Thanks for your reply! I am also wondering is my graph relatively big as I got an out of memory issue when I training to train a rgcn model on 30,000 nodes and 40,000 edges on a 16G GPU. Thanks!

Note that there is a low_mem flag in our RelGraphConv module:

Set it to True and see if OOM issue still exists.

Thanks! I just wondering is this the right place for the rgcn example?

I think so, but by default the low_mem option is not activated.
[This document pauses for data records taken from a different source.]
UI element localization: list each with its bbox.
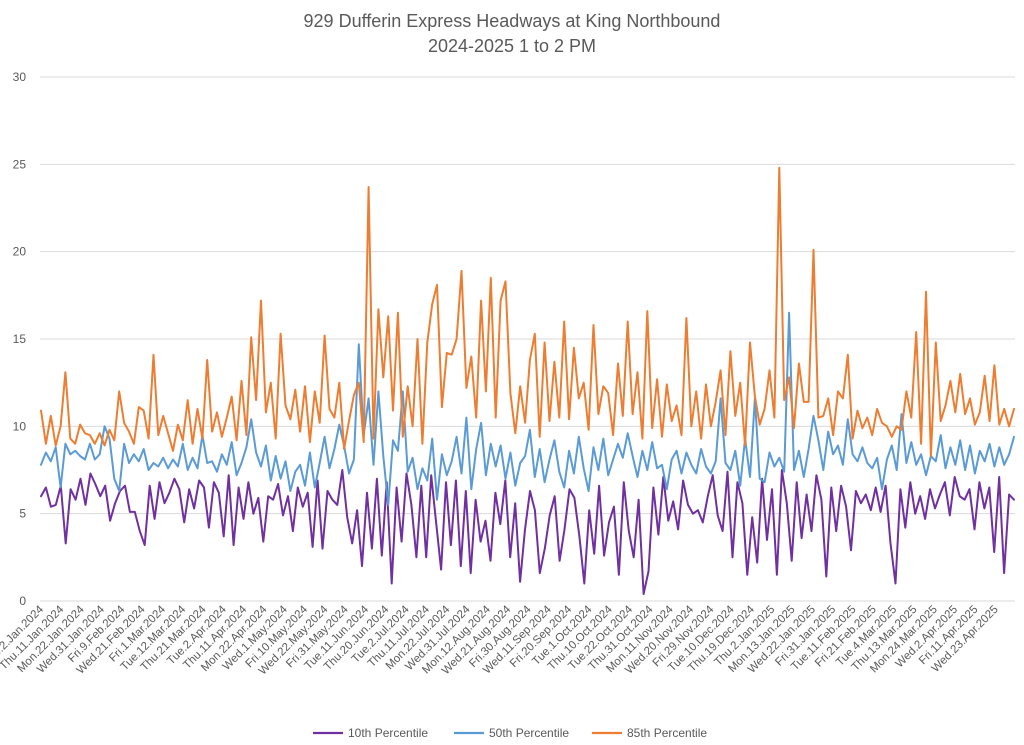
legend: 10th Percentile 50th Percentile 85th Perce… [313, 726, 707, 740]
x-axis-ticks: Tue.2.Jan.2024Thu.11.Jan.2024Mon.22.Jan.… [0, 603, 1001, 677]
y-tick-label: 0 [19, 594, 26, 608]
series-line-85th-percentile [40, 166, 1015, 457]
chart-title-line-1: 929 Dufferin Express Headways at King No… [304, 11, 721, 31]
y-tick-label: 15 [13, 332, 27, 346]
y-tick-label: 30 [13, 70, 27, 84]
chart-title: 929 Dufferin Express Headways at King No… [304, 11, 721, 56]
y-tick-label: 25 [13, 157, 27, 171]
series-line-10th-percentile [40, 469, 1015, 595]
chart-title-line-2: 2024-2025 1 to 2 PM [428, 36, 596, 56]
gridlines [40, 76, 1015, 602]
legend-label: 10th Percentile [348, 726, 428, 740]
y-tick-label: 5 [19, 507, 26, 521]
y-tick-label: 10 [13, 419, 27, 433]
y-tick-label: 20 [13, 245, 27, 259]
legend-label: 85th Percentile [627, 726, 707, 740]
y-axis-ticks: 0 5 10 15 20 25 30 [13, 70, 27, 608]
series-line-50th-percentile [40, 311, 1015, 506]
legend-label: 50th Percentile [489, 726, 569, 740]
series-lines [40, 166, 1015, 595]
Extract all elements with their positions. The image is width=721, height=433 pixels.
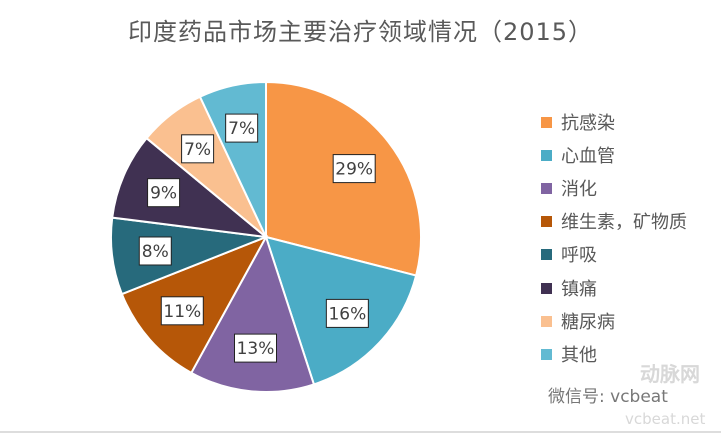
legend-item: 抗感染: [541, 110, 615, 134]
data-label-box: [160, 296, 204, 326]
data-label-text: 9%: [150, 184, 177, 204]
data-label: 9%: [147, 178, 181, 208]
data-label: 7%: [181, 134, 215, 164]
legend-label: 心血管: [561, 146, 615, 167]
data-label: 11%: [160, 296, 204, 326]
legend-swatch: [541, 282, 552, 294]
data-label: 16%: [325, 298, 369, 328]
data-label-text: 16%: [328, 304, 366, 324]
legend-item: 呼吸: [541, 242, 597, 266]
pie-slice-5: [111, 136, 270, 239]
legend-swatch: [541, 116, 552, 128]
pie-slice-2: [189, 234, 316, 393]
data-label-box: [147, 178, 181, 208]
legend-label: 抗感染: [561, 113, 615, 134]
watermark-logo: 动脉网: [640, 362, 700, 386]
legend-swatch: [541, 248, 552, 260]
data-label-box: [225, 113, 259, 143]
legend-label: 镇痛: [561, 279, 597, 300]
data-label-text: 29%: [335, 160, 373, 180]
data-label: 7%: [225, 113, 259, 143]
data-label-box: [233, 333, 277, 363]
data-label: 13%: [233, 333, 277, 363]
legend-label: 消化: [561, 179, 597, 200]
legend-item: 镇痛: [541, 276, 597, 300]
data-label-text: 13%: [237, 339, 275, 359]
data-label-text: 11%: [163, 302, 201, 322]
data-label-box: [138, 236, 172, 266]
legend-swatch: [541, 215, 552, 227]
data-label-box: [325, 298, 369, 328]
divider: [0, 431, 721, 433]
legend-swatch: [541, 348, 552, 360]
data-label-box: [181, 134, 215, 164]
legend-item: 糖尿病: [541, 309, 615, 333]
data-label-text: 7%: [184, 140, 211, 160]
watermark-url: vcbeat.net: [625, 410, 706, 428]
legend-swatch: [541, 149, 552, 161]
legend-label: 糖尿病: [561, 312, 615, 333]
data-label-box: [332, 154, 376, 184]
legend-item: 心血管: [541, 143, 615, 167]
legend-swatch: [541, 182, 552, 194]
legend-label: 呼吸: [561, 245, 597, 266]
legend-item: 消化: [541, 176, 597, 200]
chart-title: 印度药品市场主要治疗领域情况（2015）: [127, 18, 594, 46]
legend-swatch: [541, 315, 552, 327]
watermark-wechat: 微信号: vcbeat: [548, 387, 668, 407]
legend-label: 其他: [561, 345, 597, 366]
legend-label: 维生素，矿物质: [561, 212, 687, 233]
data-label-text: 8%: [142, 242, 169, 262]
legend-item: 维生素，矿物质: [541, 209, 687, 233]
data-label-text: 7%: [228, 119, 255, 139]
data-label: 29%: [332, 154, 376, 184]
data-label: 8%: [138, 236, 172, 266]
legend-item: 其他: [541, 342, 597, 366]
When I activated the low_mem in the rgcn example, which gives me the error message "dgl/_ffi/_cython/./base.pxi", line 155, in dgl._ffi._cy3.core.CALL dgl._ffi.base.DGLError: [23:40:23] /home/coulombc/wheels_builder/tmp.30875/python-3.8/dgl/src/array/cuda/utils.cu:19: Check failed: e == cudaSuccess || e == cudaErrorCudartUnloading: CUDA: invalid device ordinal
I am using python==3.8, torch==1.7, cuda==10.2

If the low_mem is off, then it returns OOM error RuntimeError: CUDA out of memory. Tried to allocate 6.08 GiB (GPU 0; 15.78 GiB total capacity; 9.77 GiB already allocated; 4.61 GiB free; 9.92 GiB reserved in total by PyTorch)

Sorry but DGL has some compatibility problem with PyTorch 1.7.
A patch version would be released this week, before that you can try DGL nightly build version via:

pip install --pre dgl-cu102

Thanks! I downgrade torch to 1.6 and it works!